Septic arthritis of the temporomandibular joint (TMJ) is a rarely seen clinical condition. Such an infection may be encountered following infections in the head and neck region, with direct or haematogenous spread to the joint. This article presents the case of a patient with tonsillitis leading to septic arthritis of the TMJ and reports the results of a review of the literature.
Acute tonsillitis is a commonly encountered disease in daily practice. Despite the fact that most cases are treated effectively, clinicians may encounter certain complications. Peritonsillar abscess is the most commonly seen suppurative complication . This is usually a self-limiting condition and improves following drainage of the abscess and medical treatment. Rarely, inflammation may spread to the surrounding tissue.
Septic arthritis of the temporomandibular joint (TMJ) comprises a rare group of TMJ diseases and results from the spread of infection from another region to the joint by direct or haematogenous route.
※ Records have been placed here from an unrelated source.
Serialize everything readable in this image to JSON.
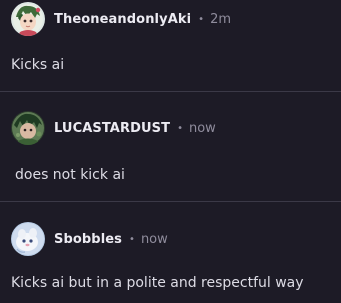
{
  "posts": [
    {
      "avatar_icon": "anime-character-avatar-icon",
      "username": "TheoneandonlyAki",
      "separator": "•",
      "time": "2m",
      "text": "Kicks ai"
    },
    {
      "avatar_icon": "green-character-avatar-icon",
      "username": "LUCASTARDUST",
      "separator": "•",
      "time": "now",
      "text": "does not kick ai"
    },
    {
      "avatar_icon": "white-creature-avatar-icon",
      "username": "Sbobbles",
      "separator": "•",
      "time": "now",
      "text": "Kicks ai but in a polite and respectful way"
    }
  ],
  "colors": {
    "background": "#1d1b26",
    "username": "#ecebf2",
    "meta": "#8f8c9c",
    "body_text": "#dddce5",
    "divider": "#3b3947"
  }
}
A small number of articles have been published reporting septic arthritis of the TMJ following infections in the head and neck region, including otitis externa, otitis media, and parotid gland infections ; septic arthritis of the TMJ after peritonsillar abscess does not appear to have been reported previously.
This article reports the case of a patient with septic arthritis of the TMJ after peritonsillar abscess.
A 55-year-old female patient was admitted to the clinic with a sore throat, fever, and pain on jaw movement, with restricted range of motion of the TMJ. She had been followed for 3 days by a primary care physician while taking analgesic and anti-inflammatory medications; after this period she had been prescribed an antibiotic due to ongoing fever. On the second day of antibiotic therapy, she started to complain of limitations in jaw movements and difficulty swallowing, accompanied by pain and discharge from her right ear. On physical examination, her general condition was fair and her body temperature was 39 °C. Further examination revealed a right-sided peritonsillar swelling, trismus, and tenderness and erythema of the TMJ on the right side. She also felt pain with every jaw movement and could only manage to open her lips to about 2 cm apart.
On otoscopic examination, there was granulation tissue on the anterior wall of the external ear canal. Laboratory findings included a white blood cell count of 23 × 10 9 /l with 72% neutrophils, C-reactive protein (CRP) of 14.2 mg/dl, and an erythrocyte sedimentation rate (ESR) of 46 mm/h.
The patient’s medical history was significant for poorly regulated non-insulin-dependent diabetes mellitus and her fasting blood glucose level was 350 mg/dl. She had no previous history of temporomandibular disease. She was hospitalized with a diagnosis of peritonsillar abscess.
The abscess was drained under local anaesthesia and a sample was obtained for bacterial culture. After debridement of the granulation tissue on the anterior wall of the external ear canal, erosion of the wall was observed, through which a purulent discharge was draining. Empiric antibiotics were administered. Computed tomography (CT) of the temporal bone revealed soft tissue density in mastoid cells, erosion of the anterior wall of the external ear canal, and a connection between the TMJ and external ear canal ( Fig. 1 ).